И вот, если мы с этой точки зрения подошли бы к первому периоду поэзии Александра Александровича Блока, то мы увидели бы, что вместе с целыми толстыми теоретическими кирпичами, всевозможными анализами проблем, выдвинутых Кантом, Владимиром Соловьевым и другими мыслителями, вместе с этим аппаратом сознание наше сохранило подлинный грунт, откуда вставали эти зори, откуда рождалось это конкретное чувство эпохи.
Александр Александрович был в этот период действительным философом.
Он эпоху чувствовал конкретно, так, как он говорит это в одной неизданной заметке, которую я в конце своей речи оглашу. Он говорит в этой своей заметке так: «во время и после окончания «Двенадцати» я несколько дней ощущал физически, слухом, большой шум вокруг — шум слитный, вероятно, шум от крушения старого мира»… Здесь характерна эта физиологичность, эта органистичность восприятия, это ощущение стихий, почти физическое.
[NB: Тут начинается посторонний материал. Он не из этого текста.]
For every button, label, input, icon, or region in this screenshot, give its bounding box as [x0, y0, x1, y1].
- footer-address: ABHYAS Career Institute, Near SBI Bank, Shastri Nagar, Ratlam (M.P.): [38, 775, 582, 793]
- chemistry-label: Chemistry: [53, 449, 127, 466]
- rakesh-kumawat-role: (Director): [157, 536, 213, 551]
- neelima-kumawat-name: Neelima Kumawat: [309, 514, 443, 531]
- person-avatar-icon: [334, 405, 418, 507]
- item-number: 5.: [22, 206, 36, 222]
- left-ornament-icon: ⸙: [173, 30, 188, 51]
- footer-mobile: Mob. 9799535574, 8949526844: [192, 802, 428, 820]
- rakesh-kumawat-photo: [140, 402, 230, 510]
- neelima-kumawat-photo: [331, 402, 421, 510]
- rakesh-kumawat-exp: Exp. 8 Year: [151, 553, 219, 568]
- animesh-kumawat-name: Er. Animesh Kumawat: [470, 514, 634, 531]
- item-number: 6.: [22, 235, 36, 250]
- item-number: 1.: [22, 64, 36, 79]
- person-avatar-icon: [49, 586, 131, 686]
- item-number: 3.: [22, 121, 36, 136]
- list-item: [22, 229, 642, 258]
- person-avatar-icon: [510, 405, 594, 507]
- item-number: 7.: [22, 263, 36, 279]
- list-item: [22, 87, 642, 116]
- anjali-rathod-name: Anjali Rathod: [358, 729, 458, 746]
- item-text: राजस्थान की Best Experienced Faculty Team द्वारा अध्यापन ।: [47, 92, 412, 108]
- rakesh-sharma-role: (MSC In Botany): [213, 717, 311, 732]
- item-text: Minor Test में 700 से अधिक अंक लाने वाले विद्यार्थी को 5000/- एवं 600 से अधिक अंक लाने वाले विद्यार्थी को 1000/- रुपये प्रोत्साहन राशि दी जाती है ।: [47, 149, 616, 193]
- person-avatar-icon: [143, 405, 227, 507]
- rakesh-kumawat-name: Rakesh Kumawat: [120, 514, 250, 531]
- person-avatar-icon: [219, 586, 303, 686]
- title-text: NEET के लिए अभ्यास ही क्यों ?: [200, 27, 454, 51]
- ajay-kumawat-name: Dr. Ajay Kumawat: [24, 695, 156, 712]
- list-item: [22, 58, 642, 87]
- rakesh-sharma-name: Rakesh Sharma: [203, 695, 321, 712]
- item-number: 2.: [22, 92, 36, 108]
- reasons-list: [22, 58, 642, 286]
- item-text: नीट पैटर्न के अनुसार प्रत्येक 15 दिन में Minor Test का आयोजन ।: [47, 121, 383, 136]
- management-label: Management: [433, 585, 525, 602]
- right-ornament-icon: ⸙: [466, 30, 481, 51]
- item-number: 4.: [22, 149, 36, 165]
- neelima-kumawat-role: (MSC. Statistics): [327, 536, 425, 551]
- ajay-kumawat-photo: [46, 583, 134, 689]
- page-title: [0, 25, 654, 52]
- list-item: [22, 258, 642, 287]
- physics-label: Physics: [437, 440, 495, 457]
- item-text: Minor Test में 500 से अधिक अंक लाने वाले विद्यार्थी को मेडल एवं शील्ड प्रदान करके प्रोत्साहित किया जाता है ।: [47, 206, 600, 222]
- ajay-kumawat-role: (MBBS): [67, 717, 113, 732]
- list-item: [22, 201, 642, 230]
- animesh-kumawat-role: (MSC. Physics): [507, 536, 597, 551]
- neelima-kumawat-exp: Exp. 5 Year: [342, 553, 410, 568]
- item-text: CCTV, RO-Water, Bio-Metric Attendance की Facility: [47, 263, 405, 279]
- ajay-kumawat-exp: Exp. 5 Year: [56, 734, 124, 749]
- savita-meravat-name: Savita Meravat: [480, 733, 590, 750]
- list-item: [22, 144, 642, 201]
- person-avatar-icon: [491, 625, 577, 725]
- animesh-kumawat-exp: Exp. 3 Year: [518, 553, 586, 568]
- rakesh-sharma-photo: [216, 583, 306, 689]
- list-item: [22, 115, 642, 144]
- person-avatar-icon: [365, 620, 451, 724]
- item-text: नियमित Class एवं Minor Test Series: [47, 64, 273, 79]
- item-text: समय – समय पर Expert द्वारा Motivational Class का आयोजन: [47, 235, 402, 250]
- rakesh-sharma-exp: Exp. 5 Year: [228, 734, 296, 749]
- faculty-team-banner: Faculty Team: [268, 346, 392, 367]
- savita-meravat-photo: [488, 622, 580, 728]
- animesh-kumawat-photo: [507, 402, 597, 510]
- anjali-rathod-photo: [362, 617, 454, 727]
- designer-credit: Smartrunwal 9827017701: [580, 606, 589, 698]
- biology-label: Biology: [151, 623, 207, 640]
Вот такой-то «шум», такую зарю ощущали все те, кто встречали появление нового столетия, когда как бы «расставлялись» события всего столетия со многими кризисами и многими светлыми минутами. Мы сейчас вступили в это столетие, мы разыгрываем первые «зори» этой драмы, которая будет еще разрастаться и разрастаться, которая извлечет еще из нашего сознания много горечи и много радости. Факт тот, что в девятисотом году Блок уже знал о том, что времена изменились, что старое отрезано, что мы стоим перед новым фактором восприятия.И понять Александра Александровича — это значит понять, что все то, что теоретически
он мог бы в то время сказать, было бы только гипотезой, гипотезой для объяснения, — поймите! — конкретного факта; этим фактом был звук зорь. Объяснение, методология — подыскивалась, удачно или неудачно — это другой вопрос. Эмпиризм, конкретность — вот чем характеризовано это время, и в этом устремлении к конкретизации Блок первый сделал действительные выводы из соловьевства, которое бралось академически. Может быть, он обнаружил в философии Владимира Соловьева опасные, уязвимые черты, но во всяком случае, стихи его неспроста так любил Александр Александрович, ибо он понимал, что если должно быть соединение мистики, философии и искусства в теургии, то отныне поэзия не есть то, чем она была; максимализм чаяния, теургию поэзии, философии и искусства — вот что отмечает Александр Александрович во Владимире Соловьеве.Его разговоры того времени, его письма вовсе не показывают нам какого-то «романтика», нет, они показывают человека весьма и весьма реально настроенного, желающего нечто физиологически ощутить, нечто до конца провести в жизнь, неудовлетворенного крахом абстрактных утопий. Мы видим в этом периоде, как сине-серый
цвет эпохи девяносто седьмого — девяносто девятого годов сменяется красным цветом зари. У Гете есть отрывок о чувственно-моральном восприятии красок, и кто хоть немного знаком с его теорией цветов, тот знает, что без этого отрывка о чувственно-моральном восприятии красок мы ничего не поймем у Гете в его теоретическом мировоззрении. Всякий помнит эту красочную палитру; краска здесь делается символом какого-то умственного и психического восприятия. Поэтому очень характерно, когда мы с эстетической точки зрения берем эту гамму сине-серого фона зимних пейзажей жизни девяностых годов. А когда мы берем пейзажи девятьсот второго года, то мы видим всюду — яркие закаты, яркие закаты, яркие закаты. Мы знаем, что во время как раз этого перелома «Тишина» Бальмонта сменилась его «Горящими зданиями»: Бальмонт начинает поджигать здания! — и мы чувствуем, что у Бальмонта этот пожар начинает вкладываться в сознание. Эту зарю, этот пожар, совершенно иначе осознанный, философски осознанный, воспринимает Александр Александрович. Он говорит в девяносто девятом году, что «земля мертва, земля уныла», но — вдали рассвет. Через год приблизительно он пишет — «на небе зарево, глухая ночь мертва, толпится вкруг меня лесных дерев громада, ко явственно доносится молва далекого, неведомого града». Опять тот «звук», о котором он сам говорил! Какого же града? Того нового культурного единства, того Третьего Завета, который в религиозно-философской мысли в это время оформился. В этом единстве Блок осознал реальность, неслучайность.